First of all, there are the menus, the seemingly endless repetition of: “Please choose among the following options, so that we may properly route your call.” How often are you confronted with the situation in which none of the options presented conform to your particular need? Which leaves you to guess. But then, there is the next menu, which presents another body of choices. Have you encountered the situation in which your delay in choosing am option – caused by mind numbness setting in – leads to the cheery message: “Speak to you next time!” followed by the dial tone?

If you manage to navigate the menus, there is the waiting, just to get through to a live human being, most often the wrong one, who then connects you to a department which is closed for the day. If however, you finally manage to connect to a person in the right department, who potentially can actually help you, the real gauntlet begins.

“May I have your client service number please? And your date of birth? Your home room teacher when you were in junior high school? The home room teacher’s PIN number, blood type, and the name of her childhood imaginary friend?” And it goes on like that. If the heavens are aligned, and you make it through this interrogation, maybe you get to discuss your problem.

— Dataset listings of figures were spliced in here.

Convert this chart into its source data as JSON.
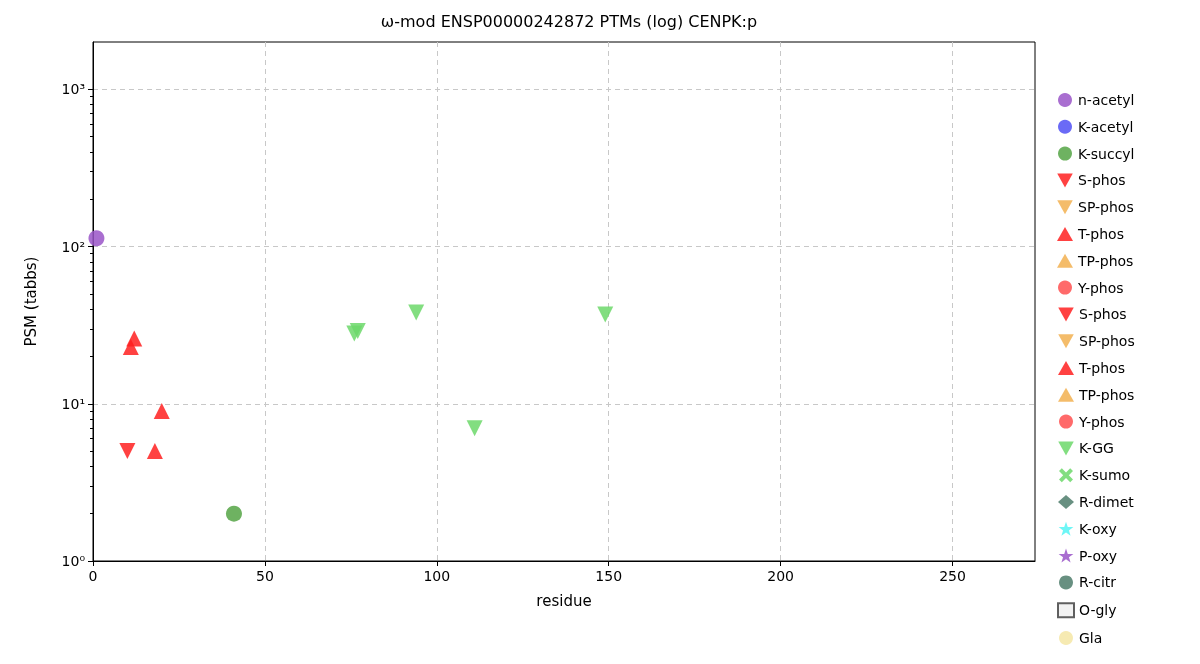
{
  "chart_data": {
    "type": "scatter",
    "title": "ω-mod ENSP00000242872 PTMs (log) CENPK:p",
    "xlabel": "residue",
    "ylabel": "PSM (tabbs)",
    "xlim": [
      0,
      274
    ],
    "xticks": [
      0,
      50,
      100,
      150,
      200,
      250
    ],
    "ylim": [
      1,
      2000
    ],
    "yticks": [
      {
        "value": 1,
        "label": "10⁰"
      },
      {
        "value": 10,
        "label": "10¹"
      },
      {
        "value": 100,
        "label": "10²"
      },
      {
        "value": 1000,
        "label": "10³"
      }
    ],
    "log": "y",
    "grid": true,
    "legend": "right",
    "series": [
      {
        "name": "n-acetyl",
        "color": "#9a55c8",
        "marker": "circle",
        "x": [
          1
        ],
        "values": [
          113
        ]
      },
      {
        "name": "K-acetyl",
        "color": "#5050f5",
        "marker": "circle"
      },
      {
        "name": "K-succyl",
        "color": "#55a545",
        "marker": "circle",
        "x": [
          41
        ],
        "values": [
          2
        ]
      },
      {
        "name": "S-phos",
        "color": "#ff2020",
        "marker": "triangle-down",
        "x": [
          10
        ],
        "values": [
          5
        ]
      },
      {
        "name": "SP-phos",
        "color": "#f2b050",
        "marker": "triangle-down"
      },
      {
        "name": "T-phos",
        "color": "#ff2020",
        "marker": "triangle",
        "x": [
          11,
          12,
          20,
          18
        ],
        "values": [
          23,
          26,
          9,
          5
        ]
      },
      {
        "name": "TP-phos",
        "color": "#f2b050",
        "marker": "triangle"
      },
      {
        "name": "Y-phos",
        "color": "#ff5050",
        "marker": "circle"
      },
      {
        "name": "S-phos",
        "color": "#ff5050",
        "marker": "triangle-down"
      },
      {
        "name": "SP-phos",
        "color": "#f2b050",
        "marker": "triangle-down"
      },
      {
        "name": "T-phos",
        "color": "#ff5050",
        "marker": "triangle"
      },
      {
        "name": "TP-phos",
        "color": "#f2b050",
        "marker": "triangle"
      },
      {
        "name": "Y-phos",
        "color": "#ff5050",
        "marker": "circle"
      },
      {
        "name": "K-GG",
        "color": "#6cd86a",
        "marker": "triangle-down",
        "x": [
          76,
          77,
          94,
          111,
          149
        ],
        "values": [
          28,
          29,
          38,
          7,
          37
        ]
      },
      {
        "name": "K-sumo",
        "color": "#6cd86a",
        "marker": "cross"
      },
      {
        "name": "R-dimet",
        "color": "#4e7c6b",
        "marker": "diamond"
      },
      {
        "name": "K-oxy",
        "color": "#55f5f5",
        "marker": "star"
      },
      {
        "name": "P-oxy",
        "color": "#9a55c8",
        "marker": "star"
      },
      {
        "name": "R-citr",
        "color": "#4e7c6b",
        "marker": "circle"
      },
      {
        "name": "O-gly",
        "color": "#f0f0f0",
        "marker": "square"
      },
      {
        "name": "Gla",
        "color": "#f5e6a5",
        "marker": "circle"
      }
    ]
  }
}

And where it comes to phones, televisions or the internet, it helps if you have a couple of degrees, in engineering and advanced physics. Because you’re asked for not only the model number of whatever contraption is causing difficulty, but also for detailed descriptions of every symptom your gadget has ever produced. And that’s before the battery of elaborate dissections and tests you are then instructed to perform. Often, I give up about an hour and a half into this ordeal, just before the point at which I’m ready to hurl the device through the nearest window. If somehow, I make it through to the end, I feel I’ve actually earned a degree. But as often as not, my gadget still isn’t functioning.

The worst part of all this is that I can’t shake the suspicion that it’s all intentional. The first clue corroborating this hypothesis is how extremely difficult it is to even find a customer service number these days. I swear that these companies are so intent on forcing you to solve your problem via the on-line, self-help tools, that they bury all clues as to how you can actually find someone responsible to speak to. And the constant redirection, from department to department, with the need to repeat problem and symptom, and steps already taken to solve the problem, with each new person spoken to…well, it all seems clearly designed to wear one down. And sadly – as evidenced by all the electronics in my home that no longer work – this strategy works all too well!